Dionysus Thanks for your response.
For a retail investor, or non-contributing DAO member, it's hard to understand the inner workings for these decisions. From the optimistic viewpoint, this looks like a good opportunity to invest in order to grow the on-chain VCM, enable supply and demand and thus to ensure the long-term investment return for Klima holders. Also, I totally agree that being active is the right way, in contrast to just sit and wait for the surrounding on-chain VCM environment to emerge. From the pessimistic viewpoint, however, this may just as well be a way to fund on-chain projects with easy money from the Klima treasury, aka the Klima investors, without making the true relationship between the involved players, aka Klima core team, advisors and other DAO teams transparent. The danger in that pessimistic scenario would be that the Klima treasury, or Klima investor money, would just be drained in the long term without building something that is truely successful as a VCM and yields no return to Klima investors. While I don't subscribe to the pessimistic view, I think it's indeed important to make the real benefit for Klima investors as transparent as possible.
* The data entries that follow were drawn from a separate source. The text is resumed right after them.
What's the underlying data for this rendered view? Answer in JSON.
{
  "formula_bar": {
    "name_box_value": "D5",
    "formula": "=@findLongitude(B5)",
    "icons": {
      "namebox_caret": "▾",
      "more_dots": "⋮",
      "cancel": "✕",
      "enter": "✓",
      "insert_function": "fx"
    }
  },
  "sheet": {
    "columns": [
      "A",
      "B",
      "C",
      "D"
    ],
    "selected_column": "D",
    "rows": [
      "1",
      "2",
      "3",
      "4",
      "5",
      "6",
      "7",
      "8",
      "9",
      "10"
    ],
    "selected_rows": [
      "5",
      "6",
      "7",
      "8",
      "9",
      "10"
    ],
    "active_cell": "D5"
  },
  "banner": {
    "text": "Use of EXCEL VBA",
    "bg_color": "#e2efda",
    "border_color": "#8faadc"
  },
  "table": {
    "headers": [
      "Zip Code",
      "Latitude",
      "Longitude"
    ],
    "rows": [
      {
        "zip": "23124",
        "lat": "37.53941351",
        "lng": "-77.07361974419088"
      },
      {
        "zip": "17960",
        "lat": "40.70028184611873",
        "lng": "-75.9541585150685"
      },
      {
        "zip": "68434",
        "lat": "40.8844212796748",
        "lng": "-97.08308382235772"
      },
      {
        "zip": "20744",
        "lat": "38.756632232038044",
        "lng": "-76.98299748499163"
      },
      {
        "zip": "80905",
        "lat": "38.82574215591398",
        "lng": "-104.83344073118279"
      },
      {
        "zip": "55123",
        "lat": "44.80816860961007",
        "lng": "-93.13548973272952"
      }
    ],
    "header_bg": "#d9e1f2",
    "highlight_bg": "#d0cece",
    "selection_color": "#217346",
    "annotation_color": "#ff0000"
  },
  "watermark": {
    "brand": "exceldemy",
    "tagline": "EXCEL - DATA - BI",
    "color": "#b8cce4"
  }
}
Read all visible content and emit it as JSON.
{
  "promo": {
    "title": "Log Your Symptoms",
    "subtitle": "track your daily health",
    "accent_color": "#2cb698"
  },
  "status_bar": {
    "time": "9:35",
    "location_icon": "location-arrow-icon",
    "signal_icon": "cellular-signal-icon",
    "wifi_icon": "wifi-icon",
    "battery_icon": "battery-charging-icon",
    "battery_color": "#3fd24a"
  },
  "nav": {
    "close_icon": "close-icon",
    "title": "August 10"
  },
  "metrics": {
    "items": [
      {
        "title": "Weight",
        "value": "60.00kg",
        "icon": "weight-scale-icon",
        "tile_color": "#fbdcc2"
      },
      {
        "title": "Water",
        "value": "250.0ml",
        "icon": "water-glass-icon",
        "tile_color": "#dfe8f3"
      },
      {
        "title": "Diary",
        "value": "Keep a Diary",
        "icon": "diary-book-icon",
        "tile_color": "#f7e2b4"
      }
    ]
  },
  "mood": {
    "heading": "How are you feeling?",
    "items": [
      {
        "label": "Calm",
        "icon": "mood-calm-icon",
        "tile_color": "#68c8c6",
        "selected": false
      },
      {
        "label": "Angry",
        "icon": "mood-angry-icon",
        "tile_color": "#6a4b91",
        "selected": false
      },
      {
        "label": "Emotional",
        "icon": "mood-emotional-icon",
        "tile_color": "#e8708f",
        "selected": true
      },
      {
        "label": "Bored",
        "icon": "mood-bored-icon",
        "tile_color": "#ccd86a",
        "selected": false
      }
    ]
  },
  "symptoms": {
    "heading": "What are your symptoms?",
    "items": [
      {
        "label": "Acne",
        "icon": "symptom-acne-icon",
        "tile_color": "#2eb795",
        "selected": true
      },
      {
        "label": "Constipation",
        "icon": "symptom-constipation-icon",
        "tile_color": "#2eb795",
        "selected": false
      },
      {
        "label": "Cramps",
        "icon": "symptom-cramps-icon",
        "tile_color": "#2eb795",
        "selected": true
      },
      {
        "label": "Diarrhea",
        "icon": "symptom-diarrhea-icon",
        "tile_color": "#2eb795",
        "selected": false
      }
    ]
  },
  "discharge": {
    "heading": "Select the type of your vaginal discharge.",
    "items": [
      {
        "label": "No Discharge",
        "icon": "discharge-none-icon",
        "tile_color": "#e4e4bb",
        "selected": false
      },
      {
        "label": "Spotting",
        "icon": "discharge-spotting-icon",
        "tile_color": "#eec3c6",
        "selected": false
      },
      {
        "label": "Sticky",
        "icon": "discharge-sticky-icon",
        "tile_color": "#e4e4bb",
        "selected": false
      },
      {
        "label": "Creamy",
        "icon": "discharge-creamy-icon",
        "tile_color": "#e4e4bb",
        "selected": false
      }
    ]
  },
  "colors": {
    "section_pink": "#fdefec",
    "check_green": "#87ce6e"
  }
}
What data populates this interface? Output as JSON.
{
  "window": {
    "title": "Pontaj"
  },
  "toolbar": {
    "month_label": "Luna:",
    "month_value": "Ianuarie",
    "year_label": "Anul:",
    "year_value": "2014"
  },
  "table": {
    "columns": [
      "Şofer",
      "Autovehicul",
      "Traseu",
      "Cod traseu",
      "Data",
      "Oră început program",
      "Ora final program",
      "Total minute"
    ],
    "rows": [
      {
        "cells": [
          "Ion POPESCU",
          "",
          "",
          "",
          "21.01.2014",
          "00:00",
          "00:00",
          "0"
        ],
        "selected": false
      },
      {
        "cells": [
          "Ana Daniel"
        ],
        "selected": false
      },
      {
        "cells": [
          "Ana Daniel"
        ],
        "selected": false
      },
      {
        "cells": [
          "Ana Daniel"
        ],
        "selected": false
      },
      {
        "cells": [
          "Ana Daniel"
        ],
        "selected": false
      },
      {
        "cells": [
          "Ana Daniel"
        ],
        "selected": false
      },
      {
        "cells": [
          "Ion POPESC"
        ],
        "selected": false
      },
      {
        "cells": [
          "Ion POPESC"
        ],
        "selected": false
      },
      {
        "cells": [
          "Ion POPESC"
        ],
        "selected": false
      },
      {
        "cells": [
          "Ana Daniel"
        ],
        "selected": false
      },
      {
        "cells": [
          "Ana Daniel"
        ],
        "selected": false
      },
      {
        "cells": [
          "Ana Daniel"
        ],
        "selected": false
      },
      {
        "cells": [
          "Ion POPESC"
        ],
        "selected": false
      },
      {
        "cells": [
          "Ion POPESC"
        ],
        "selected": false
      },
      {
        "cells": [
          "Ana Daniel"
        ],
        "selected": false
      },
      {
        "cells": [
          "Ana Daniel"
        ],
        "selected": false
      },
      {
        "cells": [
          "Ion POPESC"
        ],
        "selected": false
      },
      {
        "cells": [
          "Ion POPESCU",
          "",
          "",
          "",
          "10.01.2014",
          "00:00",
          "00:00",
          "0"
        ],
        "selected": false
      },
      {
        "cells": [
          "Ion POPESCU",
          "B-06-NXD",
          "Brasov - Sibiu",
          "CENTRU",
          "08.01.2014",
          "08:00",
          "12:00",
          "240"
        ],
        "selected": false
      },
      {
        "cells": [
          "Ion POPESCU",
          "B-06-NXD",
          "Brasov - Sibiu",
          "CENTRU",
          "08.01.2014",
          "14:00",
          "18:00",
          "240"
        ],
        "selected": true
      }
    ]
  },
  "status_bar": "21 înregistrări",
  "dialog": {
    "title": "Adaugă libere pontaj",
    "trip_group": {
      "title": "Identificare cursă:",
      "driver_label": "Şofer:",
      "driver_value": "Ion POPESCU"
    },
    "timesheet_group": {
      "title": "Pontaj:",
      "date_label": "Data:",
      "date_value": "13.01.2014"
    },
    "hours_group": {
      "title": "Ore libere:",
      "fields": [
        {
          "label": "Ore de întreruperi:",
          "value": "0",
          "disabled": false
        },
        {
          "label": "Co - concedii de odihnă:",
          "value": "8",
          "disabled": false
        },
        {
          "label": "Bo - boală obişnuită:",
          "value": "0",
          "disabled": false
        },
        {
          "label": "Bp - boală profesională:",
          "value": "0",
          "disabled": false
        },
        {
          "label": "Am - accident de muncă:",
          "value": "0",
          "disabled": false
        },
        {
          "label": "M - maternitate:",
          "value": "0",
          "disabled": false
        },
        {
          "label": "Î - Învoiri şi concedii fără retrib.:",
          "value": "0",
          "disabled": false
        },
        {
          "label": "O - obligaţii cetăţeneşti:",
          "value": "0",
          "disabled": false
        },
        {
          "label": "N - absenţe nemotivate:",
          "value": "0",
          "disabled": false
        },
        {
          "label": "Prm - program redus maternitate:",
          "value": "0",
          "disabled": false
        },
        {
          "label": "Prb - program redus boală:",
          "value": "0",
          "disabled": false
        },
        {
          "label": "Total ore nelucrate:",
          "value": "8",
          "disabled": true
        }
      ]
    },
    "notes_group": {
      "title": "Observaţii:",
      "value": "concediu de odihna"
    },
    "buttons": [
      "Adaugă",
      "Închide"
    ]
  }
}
Even if it's just to avoid the possibility that such accusations could emerge from other parties in the wider ReFi space.
Having said this, an alternative way to fund the projects, or more precisely, the liquidity pools, would be via LPB auctions, as was done with Klima, where different assets like USDC, Klima, BCT, NCT could be used. This way, every investor could decide directly for themselves instead of being part of a vote. Of course, as a downside, this may generate lower funding than using the Klima treasury. But has this alternative approach been considered and do you see pros and cons therein?